Love Beets von G's ist sowohl in Europa als auch im Ausland ein bekanntes Produkt, das vor 10 Jahren in den USA eingeführt wurde. Durch eine Partnerschaft mit dem australischen Unternehmen One Harvest hat es auch in Asien und Australien Fuß gefasst. Auch auf dem südafrikanischen Markt ist die Marke präsent.

"One Harvest hat beschlossen, sich auf den australischen Inlandsmarkt zu konzentrieren. Wir haben immer noch eine großartige Beziehung zu dem Unternehmen, aber wir entwickeln jetzt die Marke Love Beets vom Vereinigten Königreich aus weiter, da wir den südostasiatischen Markt, den wir aufgebaut hatten, nicht verlieren wollten", erklärt Graham Forber von G's. "Jetzt, da die meisten der Covid-Reisebeschränkungen in Südostasien aufgehoben wurden, können wir diesen Markt weiter ausbauen."

G's Fresh war Anfang November mit einem Stand auf der Asia Fruit Logistica vertreten, um in erster Linie für die Marke Love Beets zu werben, aber auch um das Interesse an anderen Produkten wie Salaten und Blattgemüse zu wecken.

"Es gibt definitiv ein Potenzial für unsere Produkte in Asien, und wir hatten ein großes Interesse an Love Beets. Der asiatische Markt wird normalerweise gut von Ländern wie Australien beliefert, aber die globale Lieferkette steht aufgrund von Klimaproblemen unter Druck, so dass wir, wenn wir mit unseren Kunden in Kontakt treten und eventuelle Defizite ausgleichen können, genau das tun werden."

Graham mit seiner Kollegin Sarah Huntley auf der Asia Fruit Logistica

G's Fresh ist nicht das einzige britische Unternehmen, das Märkte in anderen Teilen der Welt erkundet. Traditionell haben britische Unternehmen den heimischen Markt beliefert und möglicherweise ein wenig nach Europa oder Skandinavien exportiert.

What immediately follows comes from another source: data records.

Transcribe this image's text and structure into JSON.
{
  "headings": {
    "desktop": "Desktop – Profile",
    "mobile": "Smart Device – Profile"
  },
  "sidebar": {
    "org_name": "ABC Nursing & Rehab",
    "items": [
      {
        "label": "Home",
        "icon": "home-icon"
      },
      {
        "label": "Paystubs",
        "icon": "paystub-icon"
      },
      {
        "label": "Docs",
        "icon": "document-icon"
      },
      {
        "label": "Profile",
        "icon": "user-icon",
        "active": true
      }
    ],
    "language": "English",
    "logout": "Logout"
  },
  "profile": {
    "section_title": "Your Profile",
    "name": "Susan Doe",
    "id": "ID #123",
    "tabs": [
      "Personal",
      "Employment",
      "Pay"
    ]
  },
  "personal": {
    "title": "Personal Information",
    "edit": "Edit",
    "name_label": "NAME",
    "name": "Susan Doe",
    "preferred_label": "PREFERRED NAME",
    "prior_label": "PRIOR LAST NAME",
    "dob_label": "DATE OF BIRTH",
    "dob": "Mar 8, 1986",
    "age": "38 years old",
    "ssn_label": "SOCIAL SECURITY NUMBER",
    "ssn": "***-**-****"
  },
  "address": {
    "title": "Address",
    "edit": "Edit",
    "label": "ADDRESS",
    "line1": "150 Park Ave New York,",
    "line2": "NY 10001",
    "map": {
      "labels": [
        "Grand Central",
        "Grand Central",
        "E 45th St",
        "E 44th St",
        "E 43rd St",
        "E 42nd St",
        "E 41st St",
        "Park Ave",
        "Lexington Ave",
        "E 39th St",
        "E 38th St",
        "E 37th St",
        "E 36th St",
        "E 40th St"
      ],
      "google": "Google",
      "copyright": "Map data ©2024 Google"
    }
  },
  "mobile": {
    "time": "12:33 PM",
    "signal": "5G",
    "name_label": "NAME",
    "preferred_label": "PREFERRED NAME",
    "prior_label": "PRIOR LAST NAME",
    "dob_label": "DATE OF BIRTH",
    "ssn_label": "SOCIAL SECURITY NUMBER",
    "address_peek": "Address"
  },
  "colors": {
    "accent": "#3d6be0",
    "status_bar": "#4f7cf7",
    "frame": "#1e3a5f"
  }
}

Mit dem Brexit ist Europa jedoch schwieriger geworden, und die in die Höhe geschossenen Produktionskosten haben dazu geführt, dass selbst der heimische Markt mit preiswerteren Importen zu kämpfen hat.

"Wir müssen uns nach neuen Märkten umsehen, und obwohl das DTI großartige Arbeit geleistet hat, sind seine Mittel begrenzt und fließen in Produkte mit den besten Erträgen. Für andere Produkte, die ins Ausland gehen, muss es mehr Förderung und Unterstützung geben. Es gibt viele gute Märkte in Asien, wo wir unsere Produkte hinschicken können, denn die asiatischen Verbraucher wollen qualitativ hochwertige westliche Lebensmittel."